The length of side AB can be calculated using the distance formula, which is √[(x2-x1)^2 + (y2-y1)^2]. In this case, the coordinates for A are (0,0) and the coordinates for B are (3,4). Plugging these values into the formula, we get √[(3-0)^2 + (4-0)^2] = √(9+16) = √25 = 5. Therefore, the length of side AB is 5 units.
The slope of a line can be calculated using the formula (y2-y1)/(x2-x1). In this case, the coordinates for B are (3,4) and the coordinates for C are (2,c). Plugging these values into the formula, we get (c-4)/(2-3) = (c-4)/(-1) = 4-c. Therefore, the slope of side BC is 4-c.
The area of a triangle can be calculated using the formula A = (1/2)bh, where b is the base of the triangle and h is the height. In this case, the base of the triangle is the length of side AB, which we calculated to be 5 units. To find the height, we can use the slope of side BC. Since the slope is 4-c, the height is the distance from point C to the line AB, which is the y-coordinate of point C. Therefore, the height is c units. Plugging these values into the formula, we get A = (1/2)(5)(c) = (5c)/2. Therefore, the area of the triangle is (5c)/2 square units.

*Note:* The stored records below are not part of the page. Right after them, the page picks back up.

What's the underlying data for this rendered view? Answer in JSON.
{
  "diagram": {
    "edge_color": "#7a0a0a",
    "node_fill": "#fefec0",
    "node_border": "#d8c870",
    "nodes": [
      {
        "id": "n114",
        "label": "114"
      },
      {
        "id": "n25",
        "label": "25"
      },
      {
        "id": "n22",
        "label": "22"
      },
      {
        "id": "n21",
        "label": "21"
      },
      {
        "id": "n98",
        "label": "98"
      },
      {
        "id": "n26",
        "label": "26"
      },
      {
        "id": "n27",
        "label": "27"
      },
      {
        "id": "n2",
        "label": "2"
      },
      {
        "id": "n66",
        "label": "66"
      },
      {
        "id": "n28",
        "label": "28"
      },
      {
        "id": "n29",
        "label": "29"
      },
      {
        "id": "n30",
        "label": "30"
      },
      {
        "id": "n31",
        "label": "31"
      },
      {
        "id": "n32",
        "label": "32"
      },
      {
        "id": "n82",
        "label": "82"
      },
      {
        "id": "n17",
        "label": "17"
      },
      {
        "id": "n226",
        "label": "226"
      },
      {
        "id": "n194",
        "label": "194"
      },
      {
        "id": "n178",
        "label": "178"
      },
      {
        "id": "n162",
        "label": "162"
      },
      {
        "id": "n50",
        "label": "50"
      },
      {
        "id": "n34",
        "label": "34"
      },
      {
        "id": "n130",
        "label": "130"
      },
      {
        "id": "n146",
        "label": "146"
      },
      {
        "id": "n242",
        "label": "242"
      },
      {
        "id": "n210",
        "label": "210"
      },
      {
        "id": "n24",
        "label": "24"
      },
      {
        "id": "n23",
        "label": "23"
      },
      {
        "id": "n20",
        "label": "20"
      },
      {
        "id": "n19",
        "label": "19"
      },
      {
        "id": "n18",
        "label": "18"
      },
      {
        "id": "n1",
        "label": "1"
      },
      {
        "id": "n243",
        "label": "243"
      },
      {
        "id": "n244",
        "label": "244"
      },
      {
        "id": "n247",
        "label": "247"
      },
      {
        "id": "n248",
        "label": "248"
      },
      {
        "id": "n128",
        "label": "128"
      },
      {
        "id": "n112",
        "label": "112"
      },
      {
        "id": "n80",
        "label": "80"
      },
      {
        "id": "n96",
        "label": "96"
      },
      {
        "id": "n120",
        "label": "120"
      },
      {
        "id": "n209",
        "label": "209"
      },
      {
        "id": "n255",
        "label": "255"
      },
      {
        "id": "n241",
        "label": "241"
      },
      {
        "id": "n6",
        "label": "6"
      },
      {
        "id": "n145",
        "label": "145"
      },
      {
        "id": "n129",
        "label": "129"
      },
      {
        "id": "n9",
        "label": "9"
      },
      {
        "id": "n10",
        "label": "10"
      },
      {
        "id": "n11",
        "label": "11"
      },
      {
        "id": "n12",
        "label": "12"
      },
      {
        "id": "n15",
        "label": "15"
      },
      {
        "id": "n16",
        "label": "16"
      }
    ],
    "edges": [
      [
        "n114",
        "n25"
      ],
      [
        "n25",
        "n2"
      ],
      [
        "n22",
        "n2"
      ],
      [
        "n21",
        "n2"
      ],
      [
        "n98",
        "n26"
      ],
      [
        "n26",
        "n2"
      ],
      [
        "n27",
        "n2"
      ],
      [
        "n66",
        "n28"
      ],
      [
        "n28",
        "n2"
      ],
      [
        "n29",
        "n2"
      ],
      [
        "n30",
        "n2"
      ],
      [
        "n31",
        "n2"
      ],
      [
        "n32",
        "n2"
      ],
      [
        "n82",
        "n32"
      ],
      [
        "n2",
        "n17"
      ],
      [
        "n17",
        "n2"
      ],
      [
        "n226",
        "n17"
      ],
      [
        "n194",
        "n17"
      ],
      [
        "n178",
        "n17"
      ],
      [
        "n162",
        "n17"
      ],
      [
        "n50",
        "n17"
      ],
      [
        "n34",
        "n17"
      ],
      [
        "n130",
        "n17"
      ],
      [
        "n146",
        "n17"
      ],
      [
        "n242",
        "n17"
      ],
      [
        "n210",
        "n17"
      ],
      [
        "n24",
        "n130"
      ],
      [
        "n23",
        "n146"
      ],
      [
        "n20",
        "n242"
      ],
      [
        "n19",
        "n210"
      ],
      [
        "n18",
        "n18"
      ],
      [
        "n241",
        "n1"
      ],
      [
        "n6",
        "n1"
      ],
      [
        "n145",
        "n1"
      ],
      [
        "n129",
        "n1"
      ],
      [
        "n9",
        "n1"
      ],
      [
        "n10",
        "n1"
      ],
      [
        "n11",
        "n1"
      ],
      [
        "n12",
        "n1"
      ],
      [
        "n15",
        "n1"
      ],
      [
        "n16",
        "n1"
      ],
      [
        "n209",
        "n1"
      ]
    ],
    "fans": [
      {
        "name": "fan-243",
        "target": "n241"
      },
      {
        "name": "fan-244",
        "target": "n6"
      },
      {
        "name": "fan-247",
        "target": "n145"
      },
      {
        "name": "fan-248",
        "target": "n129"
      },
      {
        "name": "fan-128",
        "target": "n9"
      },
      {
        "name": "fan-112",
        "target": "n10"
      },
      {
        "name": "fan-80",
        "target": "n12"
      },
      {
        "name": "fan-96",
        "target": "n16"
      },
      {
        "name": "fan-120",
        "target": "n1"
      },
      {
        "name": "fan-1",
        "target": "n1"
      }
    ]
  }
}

The perimeter of a triangle is the sum of the lengths of all three sides. In this case, we already know the length of side AB, which is 5 units. To find the length of side AC, we can use the distance formula again. The coordinates for A are (0,0) and the coordinates for C are (2,c). Plugging these values into the formula, we get √[(2-0)^2 + (c-0)^2] = √(4+c^2). Therefore, the length of side AC is √(4+c^2) units. The length of side BC is the distance between points B and C, which is the y-coordinate of point C. Therefore, the length of side BC is c units. Adding these three lengths together, we get the perimeter of the triangle to be 5 + √(4+c^2) + c units.
A right triangle is a triangle with one angle measuring 90 degrees. To determine if this triangle is a right triangle, we can use the Pythagorean theorem, which states that in a right triangle, the square of the length of the hypotenuse (the side opposite the right angle) is equal to the sum of the squares of the lengths of the other two sides. In this case, the length of side AB is 5 units and the length of side BC is c units. Therefore, using the Pythagorean theorem, we get 5^2 + c^2 = (2^2 + c^2) + (3^2 + 4^2). Simplifying, we get 25 + c^2 = 4 + c^2 + 9 + 16. This simplifies to 25 = 29, which is not true. Therefore, this triangle is not a right triangle.